Homeowners in most places are still seeing their nest eggs get a little bigger, but the gains are shrinking quickly.
The average homeowner with a mortgage saw a gain of $12,400 in home equity between the third quarter of last year and this year, according to CoreLogic. That includes price appreciation and paying down the mortgage. That is down from $16,000 in annual gains in the second quarter, and the smallest gain in two years.
States in the West did see bigger gains: Home equity increased by $36,500 in California and by $32,600 in Nevada. Home equity actually fell in North Dakota, Louisiana and Connecticut.
"On average, homeowners saw their home equity increase again this quarter but not nearly as much as in previous quarters," said Frank Nothaft, chief economist at CoreLogic. "This lower year-over-year gain reflects the slowing in appreciation we've seen in the CoreLogic Home Price Index."
Home values were up 5.4 percent annually in October, according to CoreLogic, but they had been gaining close to 7 percent a few years ago and only recently have the gains been slowing more dramatically.
Prices initially ran up quickly because there was so much demand and so little supply. Bidding wars were the norm, especially on the lower end of the market. But as mortgage rates began to rise at the start of this year, potential buyers began to drop out. Affordability hit a decade low.
By summer, values were cooling, and then rates rose again in September. In addition, more homes began coming on the market, and competition chilled as well.

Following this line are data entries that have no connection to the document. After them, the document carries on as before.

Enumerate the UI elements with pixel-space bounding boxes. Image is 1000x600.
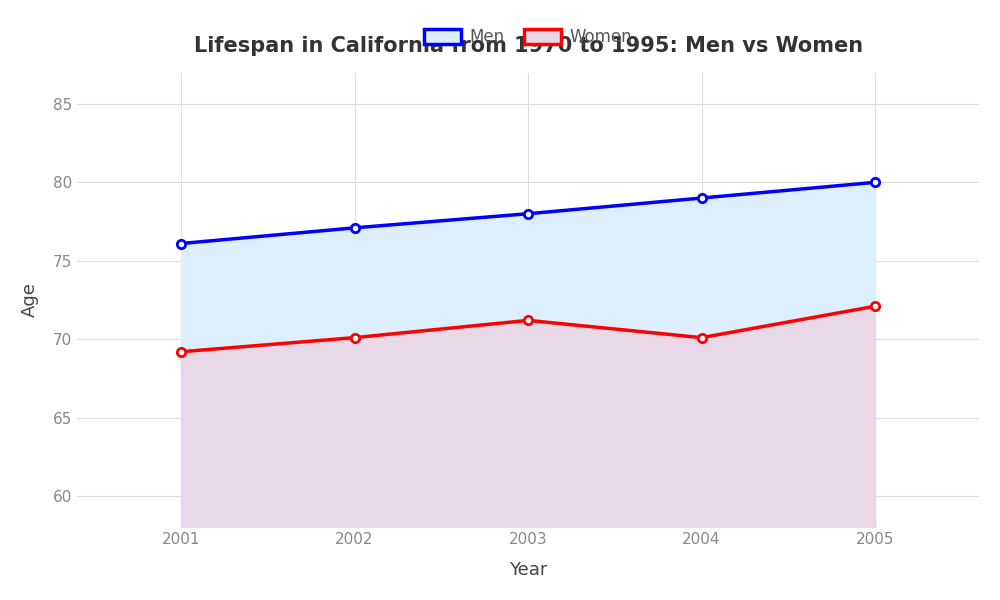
Legend: Men, Women: Men, Women — [418, 22, 639, 53]
Title: Lifespan in California from 1970 to 1995: Men vs Women: Lifespan in California from 1970 to 1995… — [194, 36, 863, 56]
Y-axis label: Age: Age — [21, 283, 39, 317]
X-axis label: Year: Year — [509, 561, 547, 579]
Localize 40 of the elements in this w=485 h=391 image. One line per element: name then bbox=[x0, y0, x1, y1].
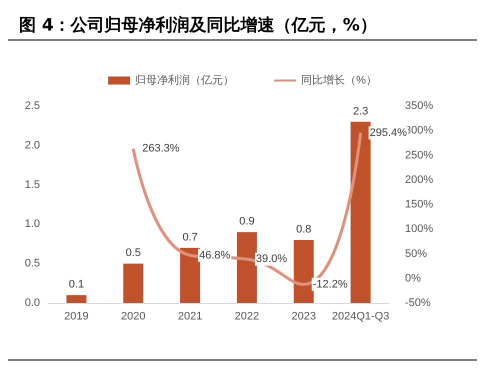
y2-tick-label: 350% bbox=[405, 100, 434, 112]
data-label: 0.1 bbox=[68, 278, 84, 291]
data-label: 0.9 bbox=[239, 216, 255, 228]
x-tick-label: 2024Q1-Q3 bbox=[332, 310, 390, 322]
y-tick-label: 0.5 bbox=[24, 258, 40, 270]
data-label: -12.2% bbox=[312, 278, 348, 290]
bar bbox=[123, 264, 144, 303]
data-label: 0.7 bbox=[182, 231, 198, 244]
bar bbox=[294, 240, 314, 303]
y2-tick-label: 250% bbox=[405, 149, 434, 162]
y2-tick-label: 50% bbox=[405, 248, 428, 260]
y2-tick-label: 0% bbox=[405, 272, 422, 284]
x-tick-label: 2023 bbox=[292, 310, 316, 322]
x-tick-label: 2022 bbox=[234, 310, 260, 322]
data-label: 0.5 bbox=[126, 247, 141, 260]
x-tick-label: 2021 bbox=[178, 310, 202, 322]
x-tick-label: 2020 bbox=[121, 310, 146, 322]
data-label: 0.8 bbox=[296, 223, 312, 236]
y2-tick-label: 150% bbox=[405, 198, 434, 210]
y2-tick-label: 100% bbox=[405, 223, 434, 236]
y-tick-label: 2.0 bbox=[24, 139, 40, 152]
bar bbox=[236, 232, 257, 303]
y-tick-label: 2.5 bbox=[24, 100, 40, 112]
y2-tick-label: -50% bbox=[405, 297, 431, 309]
data-label: 295.4% bbox=[370, 126, 408, 139]
y2-tick-label: 200% bbox=[405, 174, 434, 186]
data-label: 263.3% bbox=[142, 142, 180, 155]
data-label: 2.3 bbox=[352, 105, 368, 118]
legend-label: 归母净利润（亿元） bbox=[135, 74, 234, 86]
y-tick-label: 1.0 bbox=[24, 218, 40, 230]
bar bbox=[350, 122, 371, 303]
bar bbox=[66, 295, 86, 303]
bar bbox=[180, 248, 200, 303]
y-tick-label: 1.5 bbox=[24, 178, 40, 191]
y-tick-label: 0.0 bbox=[24, 297, 40, 309]
legend-label: 同比增长（%） bbox=[301, 74, 377, 86]
data-label: 39.0% bbox=[256, 253, 288, 266]
chart-title: 图 4：公司归母净利润及同比增速（亿元，%） bbox=[19, 16, 377, 36]
data-label: 46.8% bbox=[199, 249, 230, 262]
x-tick-label: 2019 bbox=[64, 310, 89, 322]
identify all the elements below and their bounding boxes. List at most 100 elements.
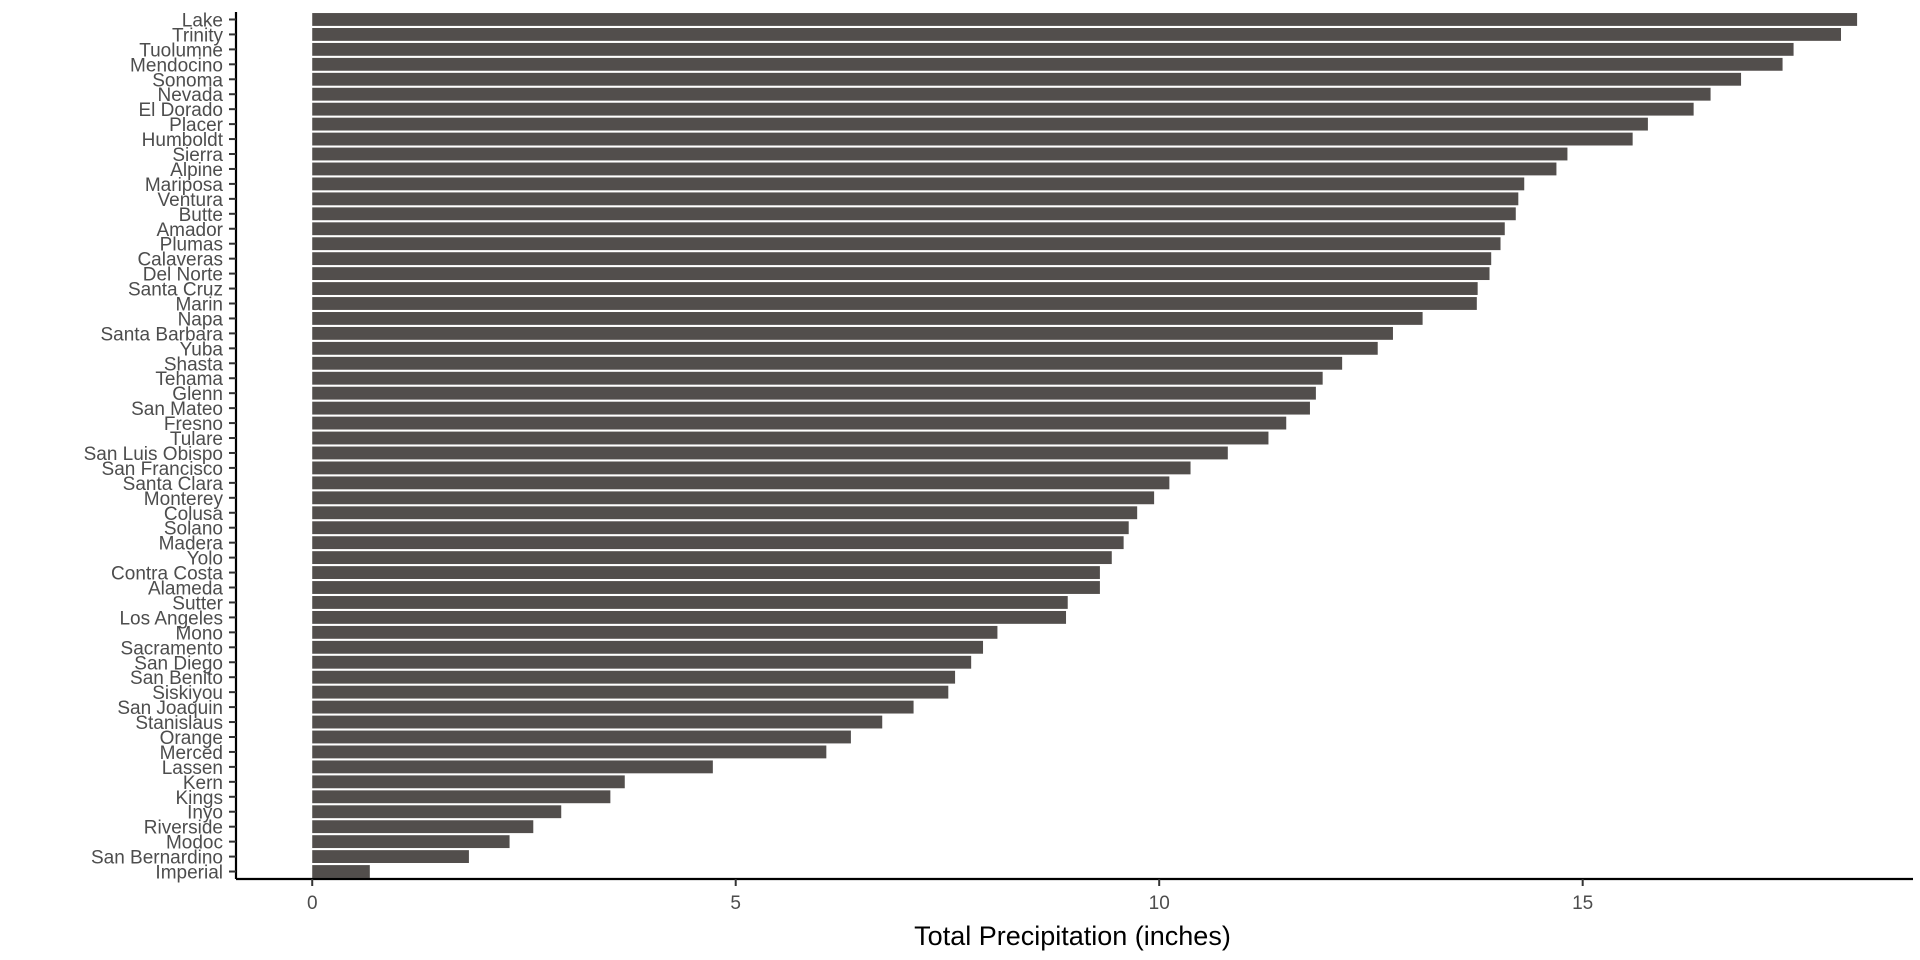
bar — [312, 192, 1519, 206]
category-label: Alameda — [148, 579, 223, 600]
category-label: Sacramento — [121, 638, 223, 659]
bar — [312, 865, 370, 878]
category-label: Fresno — [164, 414, 223, 435]
category-label: Mendocino — [130, 55, 223, 76]
category-label: Mariposa — [145, 175, 224, 196]
category-label: Colusa — [164, 504, 224, 525]
category-label: Modoc — [166, 833, 223, 854]
x-axis-ticks: 0 5 10 15 — [307, 879, 1593, 914]
category-label: Monterey — [144, 489, 224, 510]
bar — [312, 27, 1842, 41]
bar — [312, 760, 713, 774]
category-label: Calaveras — [137, 250, 223, 271]
bar — [312, 341, 1378, 355]
bar — [312, 401, 1310, 415]
bar — [312, 461, 1191, 475]
bar — [312, 491, 1155, 505]
bar — [312, 476, 1170, 490]
bar — [312, 371, 1323, 385]
bar — [312, 297, 1477, 310]
category-label: Marin — [175, 294, 223, 315]
bar — [312, 72, 1742, 86]
category-label: Los Angeles — [119, 608, 223, 629]
y-axis-ticks — [229, 18, 236, 873]
bar — [312, 237, 1501, 251]
bar — [312, 700, 914, 714]
bar — [312, 730, 851, 744]
bar — [312, 685, 949, 699]
bar — [312, 581, 1100, 594]
category-label: San Bernardino — [91, 848, 223, 869]
category-label: San Luis Obispo — [84, 444, 223, 465]
category-label: Siskiyou — [152, 683, 223, 704]
category-label: Tuolumne — [139, 40, 223, 61]
bar — [312, 177, 1525, 191]
category-label: San Joaquin — [117, 698, 223, 719]
bar — [312, 386, 1316, 400]
bar — [312, 596, 1068, 609]
bars-group — [312, 13, 1858, 878]
x-tick-label: 5 — [730, 893, 741, 914]
bar — [312, 446, 1228, 460]
x-tick-label: 10 — [1149, 893, 1170, 914]
bar — [312, 655, 972, 669]
bar — [312, 506, 1138, 520]
category-label: Yolo — [187, 549, 223, 570]
category-label: Del Norte — [143, 265, 223, 286]
bar — [312, 132, 1633, 146]
bar — [312, 356, 1343, 370]
category-label: Mono — [175, 623, 223, 644]
x-tick-label: 0 — [307, 893, 318, 914]
category-label: Merced — [160, 743, 223, 764]
category-label: Madera — [159, 534, 224, 555]
category-label: Glenn — [172, 384, 223, 405]
category-label: Solano — [164, 519, 223, 540]
category-label: Placer — [169, 115, 224, 136]
category-label: Tehama — [155, 369, 223, 390]
category-label: Stanislaus — [135, 713, 223, 734]
bar — [312, 551, 1112, 565]
category-label: Shasta — [164, 354, 224, 375]
bar — [312, 222, 1505, 236]
category-label: Plumas — [160, 235, 223, 256]
bar — [312, 102, 1694, 116]
bar — [312, 42, 1794, 56]
bar — [312, 147, 1568, 161]
bar — [312, 162, 1557, 176]
category-label: San Benito — [130, 668, 223, 689]
category-label: Alpine — [170, 160, 223, 181]
category-label: Tulare — [170, 429, 223, 450]
category-label: Sierra — [172, 145, 223, 166]
bar — [312, 850, 469, 864]
category-label: Napa — [178, 309, 224, 330]
category-label: Yuba — [180, 339, 224, 360]
category-label: Ventura — [158, 190, 224, 211]
category-label: Lassen — [162, 758, 223, 779]
category-label: Humboldt — [142, 130, 224, 151]
bar — [312, 416, 1287, 430]
category-label: Sutter — [172, 593, 223, 614]
category-label: Riverside — [144, 818, 223, 839]
category-label: Orange — [160, 728, 223, 749]
bar — [312, 670, 956, 684]
bar — [312, 431, 1269, 445]
bar — [312, 117, 1648, 131]
bar — [312, 282, 1478, 295]
bar — [312, 207, 1516, 221]
category-label: Inyo — [187, 803, 223, 824]
bar — [312, 252, 1492, 266]
category-label: San Diego — [134, 653, 223, 674]
bar — [312, 610, 1067, 624]
category-label: San Mateo — [131, 399, 223, 420]
category-label: Butte — [179, 205, 223, 226]
category-label: Kings — [175, 788, 223, 809]
category-label: Imperial — [155, 863, 223, 884]
bar — [312, 536, 1124, 550]
bar — [312, 267, 1490, 281]
bar — [312, 835, 510, 849]
category-label: Lake — [182, 10, 223, 31]
bar — [312, 625, 998, 639]
category-label: Trinity — [172, 25, 224, 46]
bar — [312, 745, 827, 759]
bar — [312, 715, 883, 729]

The drop in equity gains has been sharpest in the third quarter of this year. In fact, after hitting a record high, the amount of tappable equity, which is how much cash homeowners can pull out of their homes, fell quarter to quarter for the first time since the housing recovery began, according to Black Knight.
About a quarter of a million fewer homeowners have equity to tap. (Tappable equity is the appraised value of a home minus the 20 percent equity most lenders require for a refinance.)
At the end of the third quarter, 43.6 million homeowners with mortgages had equity available to draw — about 272,000 fewer than in the second quarter. The average homeowner had $136,000 available, which was about $2,300 less than in the second quarter. Equity is still higher, however, compared with a year ago.